Sticky Ideas

I heard about this book on NPR a few weeks ago and kept waiting for it to show up at my local Borders. I got a gift card for Borders and this seemed like the thing to spend it on. The authors discuss ideas that survive and ideas that don’t. They use as an example an internet rumor about a ring of kidney thieves. I remember this one. When we first got e-mail in the Air Force a squadron commander forwarded a version of that rumor that took place in Las Vegas. That idea “stuck”, it lasted. Next they quote a vision statement from a non-profit agency or something. It is as technical and dull as you can image but accurate and good. So why does one stick that isn’t true and the true one not stick? The introduction is worth a read.

The brother researched this and came up with six principles that make ideas sticky. They’re listed on the back cover of the book if you want a quick summary, but don’t miss reading the book. They make it fun and interesting avoiding the non-stickiness they skewer in the process.

The reason it grabbed my attention was two-fold. First, when we preach we need to help people remember what is being taught. We certainly don’t want to resort to being cute or clever in our preaching but we do want Biblical truth to stick. Also, when leading a church plant you need to help your people catch the vision and remember the vision. One way is to repeat it over and over; but consider what the Heath boys say about that:

And, finally, there’s the most common refrain in the realm of communication advice: Use repetition, repetition, repetition.

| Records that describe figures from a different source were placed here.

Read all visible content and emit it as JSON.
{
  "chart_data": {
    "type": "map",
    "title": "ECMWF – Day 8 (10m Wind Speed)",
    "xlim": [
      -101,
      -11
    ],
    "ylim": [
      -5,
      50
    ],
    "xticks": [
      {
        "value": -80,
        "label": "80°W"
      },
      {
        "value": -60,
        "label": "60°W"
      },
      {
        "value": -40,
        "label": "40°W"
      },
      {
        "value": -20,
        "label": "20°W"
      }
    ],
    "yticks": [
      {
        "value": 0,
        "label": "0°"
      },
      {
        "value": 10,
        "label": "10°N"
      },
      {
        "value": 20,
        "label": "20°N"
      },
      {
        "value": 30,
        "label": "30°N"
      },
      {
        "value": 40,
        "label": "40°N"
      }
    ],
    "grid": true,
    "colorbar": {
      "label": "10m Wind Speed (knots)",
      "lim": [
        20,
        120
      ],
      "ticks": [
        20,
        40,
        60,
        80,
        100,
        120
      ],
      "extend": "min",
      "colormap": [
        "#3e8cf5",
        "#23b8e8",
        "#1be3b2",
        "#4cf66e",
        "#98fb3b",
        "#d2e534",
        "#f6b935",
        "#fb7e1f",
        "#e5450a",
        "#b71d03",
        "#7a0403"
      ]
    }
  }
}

All of this advice has obvious merit, except, perhaps, for the emphasis on repetition. (If you have to tell someone the same thing ten times, the idea probably wasn’t very well designed. No urban legend has to be repeated ten times.)

There is wisdom here but it is incomplete. Repeating a bland vision statement might be the only way you’re going to get people to remember it. But repeating a “sticky” vision statement might not be what it takes to make it stick, but it can help people understand that this is something very important. I think of John Piper’s motto: We exist to spread a passion for supremacy of God in all things, for the joy of all peoples in Jesus Christ. That is somewhat sticky and easily remembered but John says it all the time. It is important to him. So don’t rely on repetition but don’t abandon it either.

I’m not very far in the book yet. It is recreational reading right now but what I’ve read so far is good and helpful. This is one I think other church planters should take a look at.